We have investigated bile acid malabsorption (BAM), and its response to treatment, in patients seen in this district general hospital with chronic continuous or recurrent diarrhoea.


Seven-day retention of 75-SeHCAT was measured (normal: > 10%).


Patients were initially given conventional therapy (prednisolone +/- ASA drugs in Crohn's disease, and antidiarrhoeals in the others). If this therapy failed, bile acid sequestrants (BAS) were prescribed. The definition of successful response was based on the patient's perception of sustained improvement.


The 304 patients were categorised as follows: Group 1: Crohn's disease patients with ileal resection, in clinical remission (n = 37). Group 2: Crohn's disease, unoperated and in clinical remission (n = 44). Group 3: vagotomy and pyloroplasty, with/without cholecystectomy (n = 26). Group 4: diarrhoea predominant 'irritable bowel syndrome' (IBS) (n = 197).
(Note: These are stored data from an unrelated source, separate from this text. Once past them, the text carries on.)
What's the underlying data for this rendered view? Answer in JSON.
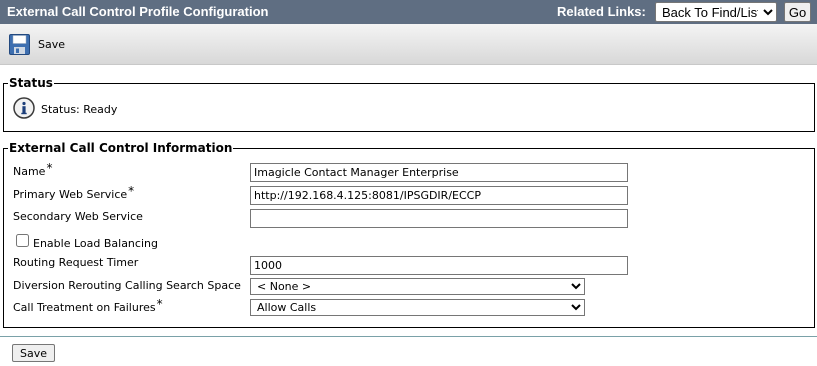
{
  "header": {
    "title": "External Call Control Profile Configuration",
    "related_links_label": "Related Links:",
    "related_links_selected": "Back To Find/List",
    "go_label": "Go"
  },
  "toolbar": {
    "save_label": "Save",
    "save_icon": "floppy-disk-icon"
  },
  "status": {
    "legend": "Status",
    "text": "Status: Ready",
    "icon": "info-icon"
  },
  "ecc": {
    "legend": "External Call Control Information",
    "name_label": "Name",
    "name_value": "Imagicle Contact Manager Enterprise",
    "primary_label": "Primary Web Service",
    "primary_value": "http://192.168.4.125:8081/IPSGDIR/ECCP",
    "secondary_label": "Secondary Web Service",
    "secondary_value": "",
    "load_balancing_label": "Enable Load Balancing",
    "load_balancing_checked": false,
    "timer_label": "Routing Request Timer",
    "timer_value": "1000",
    "css_label": "Diversion Rerouting Calling Search Space",
    "css_value": "< None >",
    "treatment_label": "Call Treatment on Failures",
    "treatment_value": "Allow Calls",
    "required_mark": "*"
  },
  "footer": {
    "save_label": "Save"
  },
  "colors": {
    "titlebar_bg": "#5f6e82",
    "divider": "#7aa1a8"
  }
}
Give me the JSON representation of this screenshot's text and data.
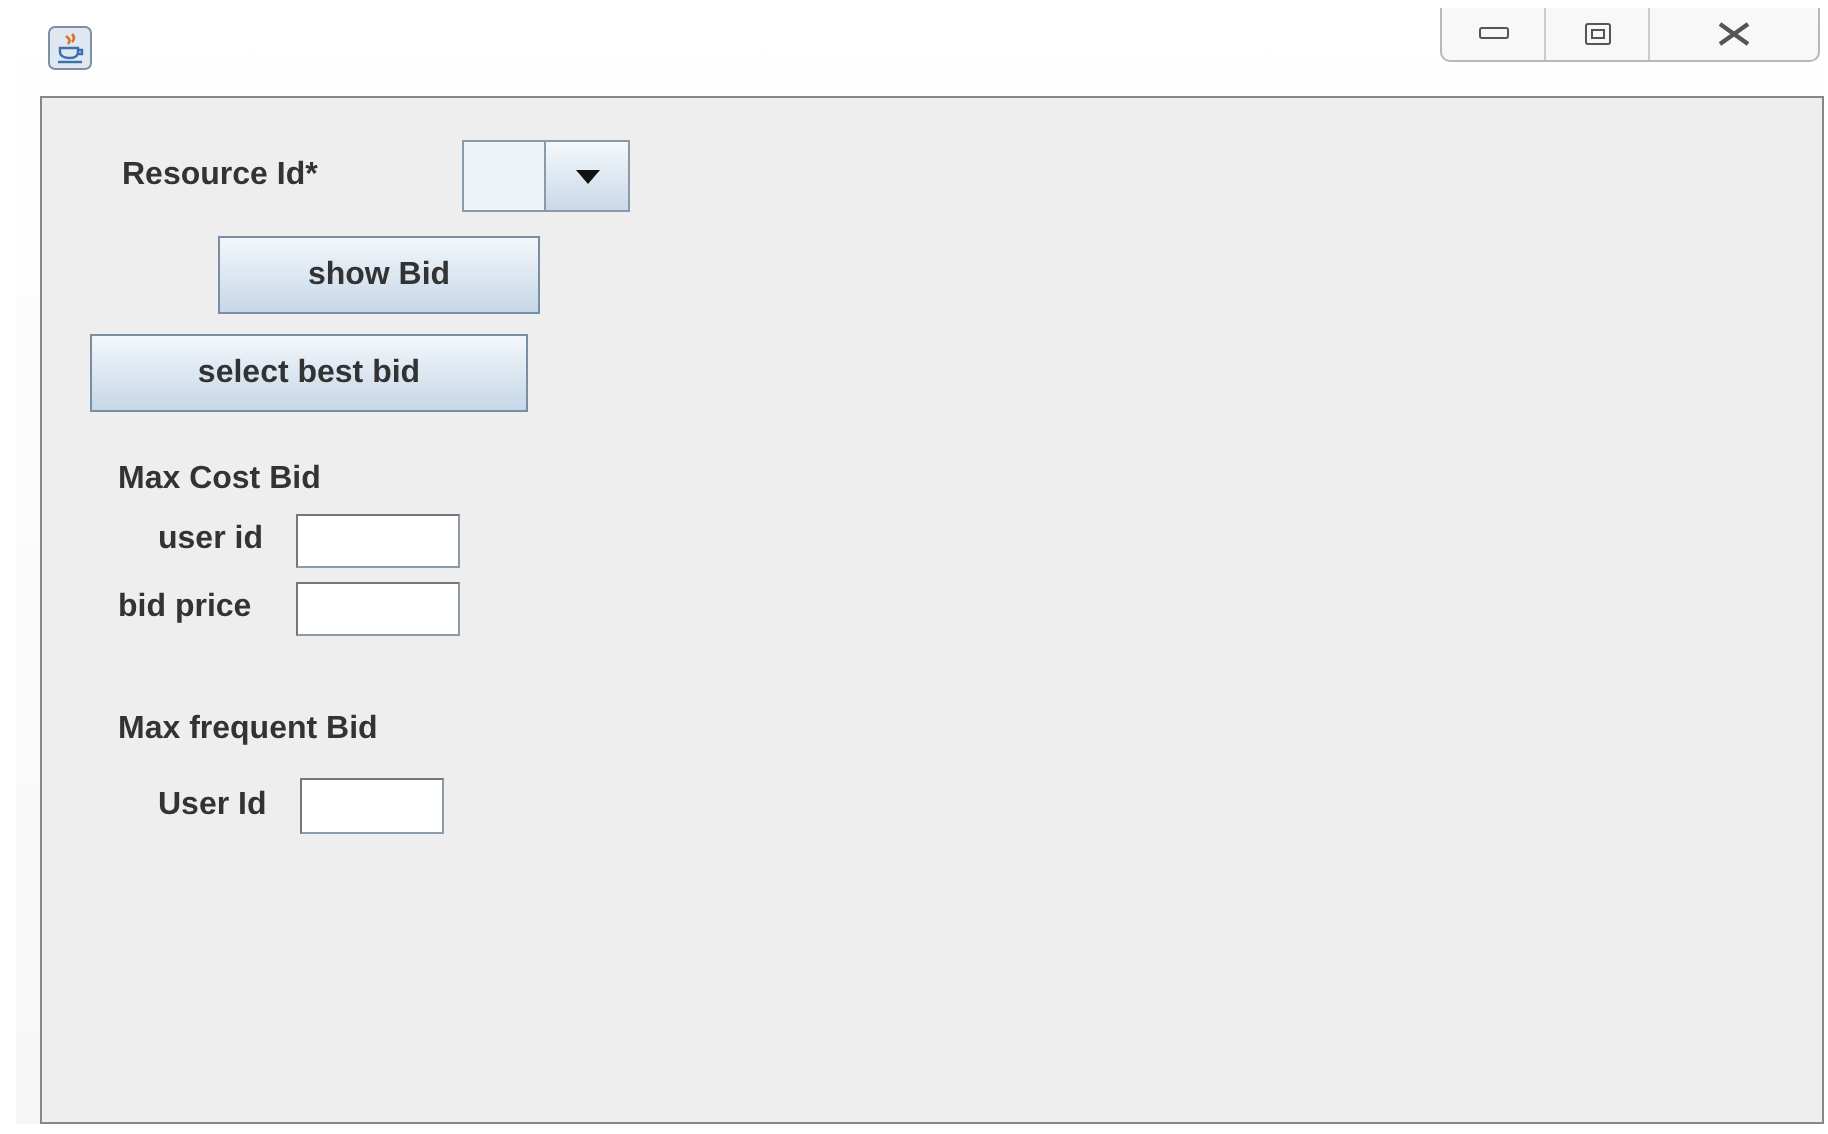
{
  "window": {
    "controls": [
      {
        "kind": "minimize"
      },
      {
        "kind": "maximize"
      },
      {
        "kind": "close"
      }
    ]
  },
  "resource": {
    "label": "Resource Id*"
  },
  "buttons": [
    "show Bid",
    "select best bid"
  ],
  "max_cost": {
    "heading": "Max Cost Bid",
    "fields": [
      {
        "label": "user id"
      },
      {
        "label": "bid price"
      }
    ]
  },
  "max_frequent": {
    "heading": "Max frequent Bid",
    "fields": [
      {
        "label": "User Id"
      }
    ]
  }
}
BAM was found in 97% (36/37), 54% (24/44) and 58% (15/26) of patients in groups 1, 2 and 3 respectively. One third (65/197) of patients with IBS had BAM. The outcome of treatment was available in 96 patients with BAM: of the patients with ileal resection 32% responded to antidiarrhoeals, 60% to BAS. Of the unoperated Crohn's patients 55% responded to disease-specific therapy, 40% to BAS. Of the gastric surgery patients 18% responded to conventional treatment, 64% to BAS. Of the IBS patients 15% of responded to conventional therapy, 70% to BAS.


This observational study indicates that BAM is common in patients with chronic diarrhoea, and is frequently found in IBS. The results of open treatment suggest that, where antidiarrhoeal drugs fail in such patients, BAS are often effective.